Numerous Asian and APAC gaming jurisdictions made it into the Top 25 list in UBS’ Global Wealth Report 2025, as overall wealth worldwide accelerated last year by 4.6 percent.
Hong Kong, which operates sports betting and a lottery – came in at 3rd place in average wealth per adult ($601,195), maintaining its status from the previous year.
Meanwhile, Australia also maintained its placement at 5th, with $516,640 in average wealth per adult (AWPD).
Singapore rose by one position, to 7th in this year’s ranking, with average adult wealth at $441,596. It replaced New Zealand, which fell to 8th, with adult wealth at $393,773.
Taiwan, meanwhile, rose to 15th place, up one spot yearly, with $312,075 in average wealth per adult.
Similarly, South Korea jumped up one spot, to 20th, with AWPD at $251,223.
Japan, meanwhile, fell one spot, to 24th, with AWPD at $205,221.
The APAC region still has a long way to go in AWPD compared to the Americas and EMEA (Europe, the Middle East and Africa), with just $66,808, compared to the Americas’ $311,846 and EMEA’s $167,696. The figures are weighted by population size within each region.
Growth in total personal wealth in 2024 was ‘solid but uneven’, notes UBS, indicating that the Americas saw an 11.35 percent rise, while APAC rose by 2.85 percent and EMEA increased by just 0.44 percent.
Analyzed by sub-segment, Greater China saw a 3.42 percent increase in total personal wealth in 2024, surpassing Southeast Asia’s 2.67 percent.

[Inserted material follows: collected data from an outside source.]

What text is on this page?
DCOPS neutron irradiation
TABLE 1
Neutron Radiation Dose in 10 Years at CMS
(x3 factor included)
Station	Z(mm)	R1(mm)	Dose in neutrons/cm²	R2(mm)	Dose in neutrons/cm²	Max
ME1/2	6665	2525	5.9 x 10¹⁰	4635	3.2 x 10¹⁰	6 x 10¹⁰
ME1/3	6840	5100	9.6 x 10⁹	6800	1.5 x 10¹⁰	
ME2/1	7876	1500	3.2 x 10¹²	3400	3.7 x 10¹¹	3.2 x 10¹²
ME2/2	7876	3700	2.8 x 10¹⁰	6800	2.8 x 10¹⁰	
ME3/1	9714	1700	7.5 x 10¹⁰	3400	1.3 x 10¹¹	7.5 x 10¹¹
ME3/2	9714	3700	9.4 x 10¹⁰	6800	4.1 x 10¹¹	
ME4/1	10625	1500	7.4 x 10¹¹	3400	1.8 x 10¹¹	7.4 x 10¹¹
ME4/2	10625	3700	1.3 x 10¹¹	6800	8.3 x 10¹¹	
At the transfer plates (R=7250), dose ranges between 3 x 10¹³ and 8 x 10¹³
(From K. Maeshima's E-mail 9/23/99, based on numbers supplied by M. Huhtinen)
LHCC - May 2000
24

China’s AWPD amounted to $88,985, while that of Southeast Asia was just $40,753.
Overall, the United States and Mainland China accounted for 54 percent of personal wealth from the 56 sample markets.
Meanwhile, Japan holds 4.5 percent, India has 3.4 percent, Hong Kong holds 0.8 percent and Singapore has 0.5 percent of global personal wealth.
Millionaires
‘The United States hosts the largest number of USD millionaires in the world by far, more than Western Europe and Greater China combined,’ notes the report.
Some 43.2 percent of millionaires are located in North America, while 12.9 percent are in Greater China and 9.3 percent are in Southeast Asia.
However, Greater China has the largest number of individuals with wealth between $100,000 and $1 million – at 28.2 percent of the total. Southeast Asia, meanwhile, has 15.6 percent.
The United States houses some 23.83 million millionaires. Mainland China comes a far second, with just 6.32 million millionaires. Japan comes in fourth, with 2.73 million, while Australia has 1.9 million, South Korea has 1.3 million, India has 917,000, Taiwan has 759,000, Hong Kong has 647,000 and Singapore has 331,000.
This comes from a sample of almost 60 million USD millionaires worldwide, who own a combined $226.47 trillion of assets.
But looking at percentages, the United States adds over a thousand millionaires every single day. For China, this figure falls to 386 new millionaires every day.
Billionaires
But moving up a bracket, UBS analysts found that there were some 2,891 billionaires within their sample group at the end of 2024, ‘a small increase over the year before’.
However, only 31 individuals ranked above the $50 billion mark.